For that statistical test, I refer back to Pearson’s paper from 1900 which actually introduced something that statisticians and data scientists use extensively – the Chi-squared Test. In fact, Pearson’s paper is considered to be one of the foundations of modern statistics and introduced the Chi-squared distribution as an alternative to the Normal Distribution which Pearson felt was being used in cases when it did not fit the data.
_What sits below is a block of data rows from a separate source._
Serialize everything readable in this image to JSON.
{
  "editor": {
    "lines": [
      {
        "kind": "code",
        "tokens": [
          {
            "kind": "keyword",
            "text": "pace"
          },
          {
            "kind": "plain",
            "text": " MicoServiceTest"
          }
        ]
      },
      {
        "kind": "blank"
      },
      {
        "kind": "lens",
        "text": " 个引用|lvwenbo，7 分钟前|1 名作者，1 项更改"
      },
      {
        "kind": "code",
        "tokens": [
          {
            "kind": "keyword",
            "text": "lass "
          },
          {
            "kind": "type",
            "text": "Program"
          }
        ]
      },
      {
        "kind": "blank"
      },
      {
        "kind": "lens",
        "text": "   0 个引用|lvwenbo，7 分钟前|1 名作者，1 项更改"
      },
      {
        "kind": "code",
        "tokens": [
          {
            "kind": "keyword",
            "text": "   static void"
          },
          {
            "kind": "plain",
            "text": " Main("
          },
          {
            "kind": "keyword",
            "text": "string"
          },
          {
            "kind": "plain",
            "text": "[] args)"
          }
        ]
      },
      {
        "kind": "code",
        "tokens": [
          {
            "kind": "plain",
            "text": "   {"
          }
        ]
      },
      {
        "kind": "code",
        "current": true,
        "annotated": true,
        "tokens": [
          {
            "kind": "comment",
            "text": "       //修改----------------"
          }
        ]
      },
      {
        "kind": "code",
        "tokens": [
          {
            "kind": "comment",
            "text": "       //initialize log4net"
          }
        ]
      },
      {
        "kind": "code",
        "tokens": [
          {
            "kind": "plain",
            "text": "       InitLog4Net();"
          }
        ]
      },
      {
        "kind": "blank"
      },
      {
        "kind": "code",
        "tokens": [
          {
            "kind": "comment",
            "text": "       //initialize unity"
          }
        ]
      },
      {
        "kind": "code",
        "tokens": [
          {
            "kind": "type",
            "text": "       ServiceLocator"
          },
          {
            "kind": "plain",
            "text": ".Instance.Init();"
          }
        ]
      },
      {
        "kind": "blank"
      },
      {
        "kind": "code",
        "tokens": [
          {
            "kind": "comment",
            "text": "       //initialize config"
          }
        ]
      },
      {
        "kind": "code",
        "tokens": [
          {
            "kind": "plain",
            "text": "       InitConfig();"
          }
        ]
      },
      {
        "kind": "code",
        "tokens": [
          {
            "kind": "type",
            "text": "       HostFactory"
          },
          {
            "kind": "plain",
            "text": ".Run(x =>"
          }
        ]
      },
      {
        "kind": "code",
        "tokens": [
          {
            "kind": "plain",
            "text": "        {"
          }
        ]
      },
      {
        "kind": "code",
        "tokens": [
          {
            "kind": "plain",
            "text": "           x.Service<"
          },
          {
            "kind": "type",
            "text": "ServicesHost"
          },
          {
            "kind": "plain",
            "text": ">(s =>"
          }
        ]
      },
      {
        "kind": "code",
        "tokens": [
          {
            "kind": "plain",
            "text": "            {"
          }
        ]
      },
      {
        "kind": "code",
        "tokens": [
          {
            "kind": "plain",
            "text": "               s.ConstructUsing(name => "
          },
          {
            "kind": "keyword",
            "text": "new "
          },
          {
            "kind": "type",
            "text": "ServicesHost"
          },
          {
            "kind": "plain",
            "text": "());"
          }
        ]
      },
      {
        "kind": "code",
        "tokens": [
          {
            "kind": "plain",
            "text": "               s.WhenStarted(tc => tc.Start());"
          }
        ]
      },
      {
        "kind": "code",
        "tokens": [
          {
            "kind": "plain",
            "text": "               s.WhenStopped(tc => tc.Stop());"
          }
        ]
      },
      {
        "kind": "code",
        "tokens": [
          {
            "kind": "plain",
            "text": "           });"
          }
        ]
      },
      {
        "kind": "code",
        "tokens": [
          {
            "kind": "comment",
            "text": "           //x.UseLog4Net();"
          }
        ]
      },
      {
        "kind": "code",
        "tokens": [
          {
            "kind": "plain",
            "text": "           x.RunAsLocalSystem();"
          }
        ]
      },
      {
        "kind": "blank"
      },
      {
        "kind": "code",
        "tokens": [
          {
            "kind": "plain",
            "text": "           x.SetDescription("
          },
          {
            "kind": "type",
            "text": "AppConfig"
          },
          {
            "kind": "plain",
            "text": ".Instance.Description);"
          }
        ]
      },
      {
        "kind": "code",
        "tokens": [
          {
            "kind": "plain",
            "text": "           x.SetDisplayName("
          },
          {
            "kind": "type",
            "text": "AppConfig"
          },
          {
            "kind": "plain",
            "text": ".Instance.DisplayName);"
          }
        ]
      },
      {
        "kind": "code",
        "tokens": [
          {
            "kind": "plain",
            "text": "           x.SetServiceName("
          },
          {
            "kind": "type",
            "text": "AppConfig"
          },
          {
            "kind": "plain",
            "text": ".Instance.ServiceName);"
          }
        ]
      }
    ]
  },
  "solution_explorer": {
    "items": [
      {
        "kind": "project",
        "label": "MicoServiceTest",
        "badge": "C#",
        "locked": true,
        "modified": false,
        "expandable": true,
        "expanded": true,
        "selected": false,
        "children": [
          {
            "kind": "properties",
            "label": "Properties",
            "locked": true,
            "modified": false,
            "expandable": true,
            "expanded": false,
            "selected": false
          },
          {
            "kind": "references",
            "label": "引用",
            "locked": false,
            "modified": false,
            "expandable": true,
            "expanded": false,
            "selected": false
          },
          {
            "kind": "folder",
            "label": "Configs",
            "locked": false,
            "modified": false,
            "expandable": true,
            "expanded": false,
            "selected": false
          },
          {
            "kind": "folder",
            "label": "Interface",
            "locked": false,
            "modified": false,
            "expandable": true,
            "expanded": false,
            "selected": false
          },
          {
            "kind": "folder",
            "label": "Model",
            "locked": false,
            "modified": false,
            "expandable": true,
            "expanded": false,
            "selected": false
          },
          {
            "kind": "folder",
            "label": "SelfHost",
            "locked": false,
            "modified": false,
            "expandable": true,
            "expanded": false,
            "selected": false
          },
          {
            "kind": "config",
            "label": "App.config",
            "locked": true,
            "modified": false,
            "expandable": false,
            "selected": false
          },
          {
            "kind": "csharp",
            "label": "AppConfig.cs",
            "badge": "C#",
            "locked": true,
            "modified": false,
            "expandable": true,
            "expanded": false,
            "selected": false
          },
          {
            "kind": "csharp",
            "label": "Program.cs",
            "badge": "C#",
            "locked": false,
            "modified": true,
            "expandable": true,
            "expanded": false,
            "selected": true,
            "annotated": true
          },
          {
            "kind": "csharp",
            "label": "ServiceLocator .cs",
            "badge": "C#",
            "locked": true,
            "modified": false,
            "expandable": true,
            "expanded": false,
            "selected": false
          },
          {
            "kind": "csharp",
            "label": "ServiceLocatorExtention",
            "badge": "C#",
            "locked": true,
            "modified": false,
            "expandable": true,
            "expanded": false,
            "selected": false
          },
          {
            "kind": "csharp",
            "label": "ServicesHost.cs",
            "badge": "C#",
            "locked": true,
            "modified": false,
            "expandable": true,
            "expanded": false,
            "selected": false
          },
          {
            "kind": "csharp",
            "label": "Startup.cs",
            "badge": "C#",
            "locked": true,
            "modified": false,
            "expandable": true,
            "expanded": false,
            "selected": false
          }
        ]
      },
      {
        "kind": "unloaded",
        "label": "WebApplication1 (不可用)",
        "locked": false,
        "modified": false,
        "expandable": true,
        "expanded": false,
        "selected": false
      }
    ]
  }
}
Here I apply the Chi-squared test to these data in order evaluate the goodness of fit of the simulated or observed data to the expected distribution of observed 5s or 6s, assuming the dice are fair.
> # test the simulation for goodness of fit to the theoretical Binomial Distribution > chisq.test(df$Freq, p=dbinom(0:12, size=12, prob=1/3)) Chi-squared test for given probabilities data: df$Freq X-squared = 17.172, df = 12, p-value = 0.1432
> # test the observed dice data > chisq.test(df$PearsonFreq, p=dbinom(0:12, size=12, prob=1/3)) Chi-squared test for given probabilities data: df$PearsonFreq X-squared = 41.312, df = 12, p-value = 4.345e-05
The simulation seems to fit, but the observations certainly do not, given a p-value of .00004345! Clearly the observed dice are not fair based upon these observations and this would surely be of interest to a casino or anyone else depending upon the equal probability of any number occurring during any given roll.
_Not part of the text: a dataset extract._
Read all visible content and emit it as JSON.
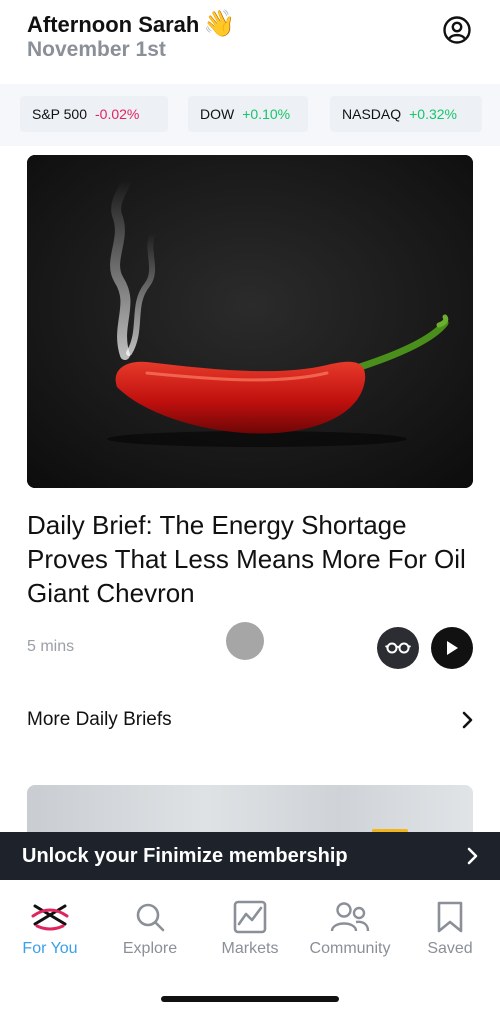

The fascinating explanation for this experiment is actually a physical one. Consider the typical die composed of a uniform material into which the pips are drilled – in other words, material is removed to make the pips. The sides of the die are arranged such that opposite sides sum to 7 – 6 pips are opposite 1 pip, 5 pips are opposite 2 pips, and 4 pips are opposite 3 pips. As a result of this arrangement, 5 and 6 are adjacent to each other while 1 and 2 are adjacent to each other and on opposite sides to 5 and 6. This leads to the center of gravity of the die being shifted very sightly away from the sides with 5 and 6 pips leading to a very slight bias for a 5 or a 6 to land upward. Pearson’s Chi-squared test gives us the necessary tools to identify this bias – along with a very large collection of data.
26,306 actual rolls of 12 dice? It took about 1 second to simulate that on my laptop. How did they make the discoveries they did without computers?
*This blog post is based heavily on an exercise and discussion from my Categorical Data Analysis class. Seeing the application of this statistical test to identification of the physical bias that existed in the observed dice rolls inspired me to dig up Pearson’s paper and is certainly one of the best moments of my statistical training thus far. Thank you Dr. Breidt for that discussion and the inspiration.